The Adani group which is in the process of taking over NDTV has received 8.24 per cent stake from the open offer to buy 26 per cent stake in the television channel.
With this, the Adanis’ holding in NDTV has risen to 37.42 per cent as it has acquired 100 per cent stake in NDTV promoter group RRPR Holding which holds 29.18 per cent stake in the company. When the open offer ended on Monday, the Adanis received 53.27 lakh shares of NDTV, which works out to 31.79 per cent of the open offer to buy 1.67 crore shares.
Prannoy Roy and Radhika Roy, the original promoters, hold a 32.26 per cent stake in NDTV. Foreign portfolio investors hold 14.72 per cent stake – Vikasa India EIF I Fund has 4.42 per cent and LTS Investment Fund 9.75 per cent.
Currently, the Adanis don’t have any directors on the board of NDTV. However, they brought in three of their nominees on the board of RRPR Holdings after it acquired control over the promoter company.
NDTV shares on Monday closed 4.95 per cent lower at Rs 393.90 on the BSE. There were 56,599 public shareholders in the company as of September 2022.
The Roys had resigned as directors of the board of RRPR on November 29. Subsequently, Sudipta Bhattacharya, chief technology officer of Adani group, Sanjay Pugalia, senior journalist and CEO of Adani’s AMG Media Network and journalist Senthil Sinniah Chengalvarayan joined the RRPR the board. As the Adanis are yet to get majority controlling stake of over 51 per cent, it will be interesting to watch how the Adanis’ bid to control NDTV will take shape, according to a corporate observer.
It remains to be seen what the Roys do with their personal shareholding in NDTV. The market value of the stake held by the Roys works out to Rs 819 crore based on Monday’s closing price.
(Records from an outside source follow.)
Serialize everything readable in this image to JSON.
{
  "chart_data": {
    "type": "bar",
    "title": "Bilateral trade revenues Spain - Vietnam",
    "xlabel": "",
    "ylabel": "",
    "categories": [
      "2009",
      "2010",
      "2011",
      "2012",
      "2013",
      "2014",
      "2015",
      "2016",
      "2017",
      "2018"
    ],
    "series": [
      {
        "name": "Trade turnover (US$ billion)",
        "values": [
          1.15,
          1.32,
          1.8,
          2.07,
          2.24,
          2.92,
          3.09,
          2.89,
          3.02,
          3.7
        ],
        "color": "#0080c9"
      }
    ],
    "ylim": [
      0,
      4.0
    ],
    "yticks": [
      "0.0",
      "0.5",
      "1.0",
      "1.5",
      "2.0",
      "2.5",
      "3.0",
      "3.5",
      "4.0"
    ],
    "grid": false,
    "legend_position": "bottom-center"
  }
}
Shareholders who hold more than 25 per cent stake can block special resolutions. Special resolutions mean shareholders resolutions which under law require at least 75 per cent vote. Some important resolutions that need to be approved as special resolutions are change of company’s line of business, change of company’s name, modification of by-laws, buy-back of shares, inter-corporate loans and investments crossing the permissible threshold limits, sale of company’s substantial business, mergers and demergers and the removal of auditors.